Metal Casting Class: October 5/6, 2013

·        Sat., October 5, 8-4:30 & Sun., October 6, 8-4:30, we will offer a Metal Casting Class. Peter Grant, the proprietor of Odd Duck Foundry, a small metal casting enterprise in Orrington, ME, will share his knowledge of furnace making, fuels, heating, metals, molds and casting in various metals. This class will involve creating sand cast molds, heating either brass, bronze or aluminum and casting an object(s). Some file work may be necessitated for a final product to take home. $225, tools and materials provided. 

Check out:

http://dtzone.com/resmat/m_ind_sand_casting_step_by_step.htm

      This should give you an idea of the process we will be going through to complete the projects in this class.


View the following:

This sand casting flask was created though the process of sand casting by Peter Grant. This receives the green sand that is essential to creating a pattern.


This is ramming paddle for packing green sand into a flask is also cast in aluminum. This might be a beginner's project.


This bracket was copied from a Champion 400 blacksmithing blower.

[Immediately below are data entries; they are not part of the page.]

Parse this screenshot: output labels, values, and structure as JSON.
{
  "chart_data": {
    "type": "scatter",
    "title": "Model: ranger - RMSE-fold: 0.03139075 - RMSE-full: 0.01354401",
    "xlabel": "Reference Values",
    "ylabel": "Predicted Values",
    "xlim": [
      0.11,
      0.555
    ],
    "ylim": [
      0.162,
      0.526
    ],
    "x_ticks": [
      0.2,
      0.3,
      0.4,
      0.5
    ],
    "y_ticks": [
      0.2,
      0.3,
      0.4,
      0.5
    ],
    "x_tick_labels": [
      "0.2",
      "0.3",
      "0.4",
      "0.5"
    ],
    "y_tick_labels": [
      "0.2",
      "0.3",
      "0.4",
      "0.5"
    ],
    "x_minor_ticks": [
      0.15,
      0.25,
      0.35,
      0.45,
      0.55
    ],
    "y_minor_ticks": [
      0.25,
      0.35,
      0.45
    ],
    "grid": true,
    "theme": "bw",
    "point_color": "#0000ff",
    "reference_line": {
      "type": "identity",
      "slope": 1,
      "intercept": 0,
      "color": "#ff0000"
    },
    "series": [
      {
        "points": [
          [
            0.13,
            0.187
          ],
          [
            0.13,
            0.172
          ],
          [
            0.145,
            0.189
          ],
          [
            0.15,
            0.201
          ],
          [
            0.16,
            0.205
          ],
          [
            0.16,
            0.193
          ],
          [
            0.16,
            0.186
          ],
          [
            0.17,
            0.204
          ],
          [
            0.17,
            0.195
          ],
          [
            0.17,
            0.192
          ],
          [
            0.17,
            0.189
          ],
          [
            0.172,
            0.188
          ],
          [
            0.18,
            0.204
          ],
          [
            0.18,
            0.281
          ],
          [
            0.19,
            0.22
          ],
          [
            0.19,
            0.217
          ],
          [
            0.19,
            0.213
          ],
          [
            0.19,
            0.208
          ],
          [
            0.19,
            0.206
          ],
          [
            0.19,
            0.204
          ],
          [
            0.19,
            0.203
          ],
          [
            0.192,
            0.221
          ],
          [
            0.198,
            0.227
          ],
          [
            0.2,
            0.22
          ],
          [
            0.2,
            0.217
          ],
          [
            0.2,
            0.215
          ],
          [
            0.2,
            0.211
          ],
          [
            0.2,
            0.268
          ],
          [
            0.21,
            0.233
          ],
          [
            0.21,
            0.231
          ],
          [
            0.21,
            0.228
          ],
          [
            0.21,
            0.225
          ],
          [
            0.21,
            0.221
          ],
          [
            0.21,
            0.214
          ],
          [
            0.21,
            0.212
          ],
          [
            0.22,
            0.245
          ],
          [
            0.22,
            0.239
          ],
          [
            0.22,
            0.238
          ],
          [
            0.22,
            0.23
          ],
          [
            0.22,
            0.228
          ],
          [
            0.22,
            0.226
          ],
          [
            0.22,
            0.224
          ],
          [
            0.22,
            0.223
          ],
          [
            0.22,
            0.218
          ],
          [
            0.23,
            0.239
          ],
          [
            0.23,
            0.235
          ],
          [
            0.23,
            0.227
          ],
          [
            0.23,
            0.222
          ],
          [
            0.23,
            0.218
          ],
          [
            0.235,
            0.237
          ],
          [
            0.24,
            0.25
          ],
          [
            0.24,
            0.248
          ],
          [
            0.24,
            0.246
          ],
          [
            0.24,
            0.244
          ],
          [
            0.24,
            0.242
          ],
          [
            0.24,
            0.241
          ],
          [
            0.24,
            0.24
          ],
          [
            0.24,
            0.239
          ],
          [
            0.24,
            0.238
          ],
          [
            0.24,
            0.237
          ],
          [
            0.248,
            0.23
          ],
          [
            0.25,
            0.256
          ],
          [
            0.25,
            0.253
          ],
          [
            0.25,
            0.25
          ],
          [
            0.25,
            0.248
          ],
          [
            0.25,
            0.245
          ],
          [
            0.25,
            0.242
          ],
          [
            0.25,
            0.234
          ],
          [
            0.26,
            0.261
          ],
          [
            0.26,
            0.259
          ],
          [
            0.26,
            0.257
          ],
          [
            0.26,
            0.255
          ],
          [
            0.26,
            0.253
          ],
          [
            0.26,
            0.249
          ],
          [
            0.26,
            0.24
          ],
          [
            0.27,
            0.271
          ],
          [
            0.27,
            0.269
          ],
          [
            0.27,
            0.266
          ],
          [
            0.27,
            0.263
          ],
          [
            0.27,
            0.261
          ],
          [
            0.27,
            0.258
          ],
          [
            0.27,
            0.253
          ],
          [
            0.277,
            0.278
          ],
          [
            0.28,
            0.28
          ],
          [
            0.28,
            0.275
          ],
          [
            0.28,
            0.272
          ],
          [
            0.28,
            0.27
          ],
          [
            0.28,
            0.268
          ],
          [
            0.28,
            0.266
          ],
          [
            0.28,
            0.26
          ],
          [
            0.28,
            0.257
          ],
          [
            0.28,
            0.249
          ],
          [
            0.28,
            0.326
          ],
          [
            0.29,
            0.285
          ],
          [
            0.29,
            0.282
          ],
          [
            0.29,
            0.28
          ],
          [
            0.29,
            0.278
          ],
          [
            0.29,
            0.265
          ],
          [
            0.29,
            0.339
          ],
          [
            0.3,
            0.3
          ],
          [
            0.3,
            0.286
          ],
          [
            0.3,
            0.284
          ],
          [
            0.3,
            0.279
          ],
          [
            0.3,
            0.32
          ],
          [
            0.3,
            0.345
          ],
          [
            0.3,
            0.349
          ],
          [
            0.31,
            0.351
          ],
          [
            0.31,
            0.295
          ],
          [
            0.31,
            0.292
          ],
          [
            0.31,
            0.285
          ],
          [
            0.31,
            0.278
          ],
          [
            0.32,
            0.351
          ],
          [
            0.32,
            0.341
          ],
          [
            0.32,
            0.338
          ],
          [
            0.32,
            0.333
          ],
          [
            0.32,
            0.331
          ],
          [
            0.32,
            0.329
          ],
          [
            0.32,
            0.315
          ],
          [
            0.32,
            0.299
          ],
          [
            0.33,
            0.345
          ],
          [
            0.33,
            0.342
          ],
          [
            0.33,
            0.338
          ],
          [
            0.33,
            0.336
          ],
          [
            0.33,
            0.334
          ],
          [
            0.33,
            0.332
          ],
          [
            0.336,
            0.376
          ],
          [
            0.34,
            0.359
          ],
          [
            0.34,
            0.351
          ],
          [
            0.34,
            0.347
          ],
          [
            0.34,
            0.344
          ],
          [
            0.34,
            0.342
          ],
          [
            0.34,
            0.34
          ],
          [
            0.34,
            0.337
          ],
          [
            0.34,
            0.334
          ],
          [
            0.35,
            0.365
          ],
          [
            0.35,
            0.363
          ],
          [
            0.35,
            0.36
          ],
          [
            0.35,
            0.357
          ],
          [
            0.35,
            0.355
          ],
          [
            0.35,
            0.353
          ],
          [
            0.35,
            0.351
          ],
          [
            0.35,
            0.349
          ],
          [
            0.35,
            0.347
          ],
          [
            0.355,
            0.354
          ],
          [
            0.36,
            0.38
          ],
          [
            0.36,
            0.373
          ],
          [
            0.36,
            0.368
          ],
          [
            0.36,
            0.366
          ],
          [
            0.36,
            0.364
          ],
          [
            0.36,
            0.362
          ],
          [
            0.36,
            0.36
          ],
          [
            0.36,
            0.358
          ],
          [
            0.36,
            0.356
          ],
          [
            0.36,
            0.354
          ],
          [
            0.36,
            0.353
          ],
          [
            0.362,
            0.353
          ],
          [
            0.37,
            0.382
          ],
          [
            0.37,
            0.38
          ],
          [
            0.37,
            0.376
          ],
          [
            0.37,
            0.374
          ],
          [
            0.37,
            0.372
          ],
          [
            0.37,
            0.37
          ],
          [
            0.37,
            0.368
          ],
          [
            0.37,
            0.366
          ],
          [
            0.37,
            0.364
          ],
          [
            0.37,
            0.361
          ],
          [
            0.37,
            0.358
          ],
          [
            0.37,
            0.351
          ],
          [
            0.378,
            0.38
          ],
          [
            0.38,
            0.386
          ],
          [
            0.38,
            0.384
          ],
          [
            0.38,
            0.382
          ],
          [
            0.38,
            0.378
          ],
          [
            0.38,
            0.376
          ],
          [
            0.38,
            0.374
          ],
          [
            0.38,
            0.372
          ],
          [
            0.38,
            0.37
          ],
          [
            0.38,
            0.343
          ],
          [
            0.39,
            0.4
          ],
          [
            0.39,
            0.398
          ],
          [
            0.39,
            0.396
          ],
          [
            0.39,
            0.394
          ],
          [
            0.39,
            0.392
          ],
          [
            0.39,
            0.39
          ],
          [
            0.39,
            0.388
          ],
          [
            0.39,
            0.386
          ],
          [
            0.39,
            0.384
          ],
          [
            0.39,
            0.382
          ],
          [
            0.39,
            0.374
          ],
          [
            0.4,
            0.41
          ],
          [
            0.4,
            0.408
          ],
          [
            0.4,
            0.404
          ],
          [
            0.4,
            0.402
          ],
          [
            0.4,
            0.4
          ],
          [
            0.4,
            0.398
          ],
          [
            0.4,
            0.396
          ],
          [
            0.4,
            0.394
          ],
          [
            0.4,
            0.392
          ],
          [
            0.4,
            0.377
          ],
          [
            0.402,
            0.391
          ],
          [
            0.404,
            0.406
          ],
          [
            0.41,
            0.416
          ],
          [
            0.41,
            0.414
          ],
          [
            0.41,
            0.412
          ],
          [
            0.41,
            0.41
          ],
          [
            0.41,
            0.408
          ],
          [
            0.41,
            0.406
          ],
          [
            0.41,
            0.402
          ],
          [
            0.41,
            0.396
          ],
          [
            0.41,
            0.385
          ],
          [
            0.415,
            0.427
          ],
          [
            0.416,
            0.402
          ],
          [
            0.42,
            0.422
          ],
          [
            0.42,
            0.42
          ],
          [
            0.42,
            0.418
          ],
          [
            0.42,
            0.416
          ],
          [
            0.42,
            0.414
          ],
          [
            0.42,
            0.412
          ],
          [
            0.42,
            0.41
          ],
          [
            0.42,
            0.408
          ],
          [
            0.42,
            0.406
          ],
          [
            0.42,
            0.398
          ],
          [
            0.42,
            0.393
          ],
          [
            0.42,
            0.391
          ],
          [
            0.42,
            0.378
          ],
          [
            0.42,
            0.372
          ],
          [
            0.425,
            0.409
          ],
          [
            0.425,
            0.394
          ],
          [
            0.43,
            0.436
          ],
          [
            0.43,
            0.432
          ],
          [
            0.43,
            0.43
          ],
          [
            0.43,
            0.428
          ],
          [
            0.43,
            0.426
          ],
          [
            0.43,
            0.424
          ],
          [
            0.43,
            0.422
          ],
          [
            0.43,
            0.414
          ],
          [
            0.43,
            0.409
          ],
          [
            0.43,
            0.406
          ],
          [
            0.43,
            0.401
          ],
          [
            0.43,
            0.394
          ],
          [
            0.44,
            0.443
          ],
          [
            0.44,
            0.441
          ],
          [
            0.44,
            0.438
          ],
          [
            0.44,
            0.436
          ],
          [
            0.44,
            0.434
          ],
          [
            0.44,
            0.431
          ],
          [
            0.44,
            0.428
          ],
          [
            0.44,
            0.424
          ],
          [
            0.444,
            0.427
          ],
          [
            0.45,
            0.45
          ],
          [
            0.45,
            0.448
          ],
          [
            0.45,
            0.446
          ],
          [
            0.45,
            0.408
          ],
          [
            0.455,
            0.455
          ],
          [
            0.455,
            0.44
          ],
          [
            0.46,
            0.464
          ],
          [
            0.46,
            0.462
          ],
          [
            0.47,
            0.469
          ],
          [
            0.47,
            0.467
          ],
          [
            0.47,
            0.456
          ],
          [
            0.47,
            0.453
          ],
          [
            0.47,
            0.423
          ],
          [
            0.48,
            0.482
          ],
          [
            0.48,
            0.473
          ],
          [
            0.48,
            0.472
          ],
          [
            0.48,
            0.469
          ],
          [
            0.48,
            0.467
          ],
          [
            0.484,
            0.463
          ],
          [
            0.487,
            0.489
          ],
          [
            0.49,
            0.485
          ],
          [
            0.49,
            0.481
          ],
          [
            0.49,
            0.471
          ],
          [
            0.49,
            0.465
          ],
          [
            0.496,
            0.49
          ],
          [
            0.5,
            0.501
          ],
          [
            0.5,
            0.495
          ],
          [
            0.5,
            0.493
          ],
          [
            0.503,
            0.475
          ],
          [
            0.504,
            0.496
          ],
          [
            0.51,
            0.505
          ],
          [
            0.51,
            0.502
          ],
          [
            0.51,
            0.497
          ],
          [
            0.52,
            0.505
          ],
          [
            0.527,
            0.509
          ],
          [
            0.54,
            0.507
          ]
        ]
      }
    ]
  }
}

By pressing objects in green sand you can essentially replicate them in various metals, including the original metal. The original bracket was cast steel but aluminum is very durable and has been used on a blacksmithing blower assembly for five years without any visible wear. This was completed by Willowbrook director Robert Schmick under Peter Grant's tutelage.


Peter Grant imparting his knowledge of metal casting in class that was organization by Robert Schmick at the the Curran Homestead Living History Farm and Museum in Orrington, ME in 2009.


Here we see Peter Grant handling a ceramic crucible after pouring brass into a sand casting flask. The flask has drippings of molten brass at the sprue. The homemade furnace that he uses is to his left with a visible flame appearing from its top.



Grant created these pair of crucible tongs that he regularly uses from a set of golf clubs; how's that for Yankee ingenuity. The philosophy inherent in this class is that you can do metal casting on a very modest budget as a furnace and tools can be made by the enthusiast. The metal caster of yore often made his own tools as well for the purpose of casting parts and making ingenious innovations to his tools and machinery.



This aluminum casting of a nameplate was first done in cast iron for the restoration of a Lombard Log Hauler. As there were no original name plates to be had, Peter found a photograph in a book that he was able to make a pattern in order to replicate this. The design is being reproduced for the purposes of souvenirs that double as a pot trivet. 




here we see the original alongside of an aluminum copy. This is a part to a riveter's forge. As you can see a bit of drilling and file work will be required to make the aluminum replication a serviceable copy.


Here you see a furnace in the process of melting brass. Notice the cast aluminum blower that serves in the delivery of fuel to furnace.


Here we see the process of "coping out" the green sand for the purpose of metal casting.


Pouring molten grass from a crucible.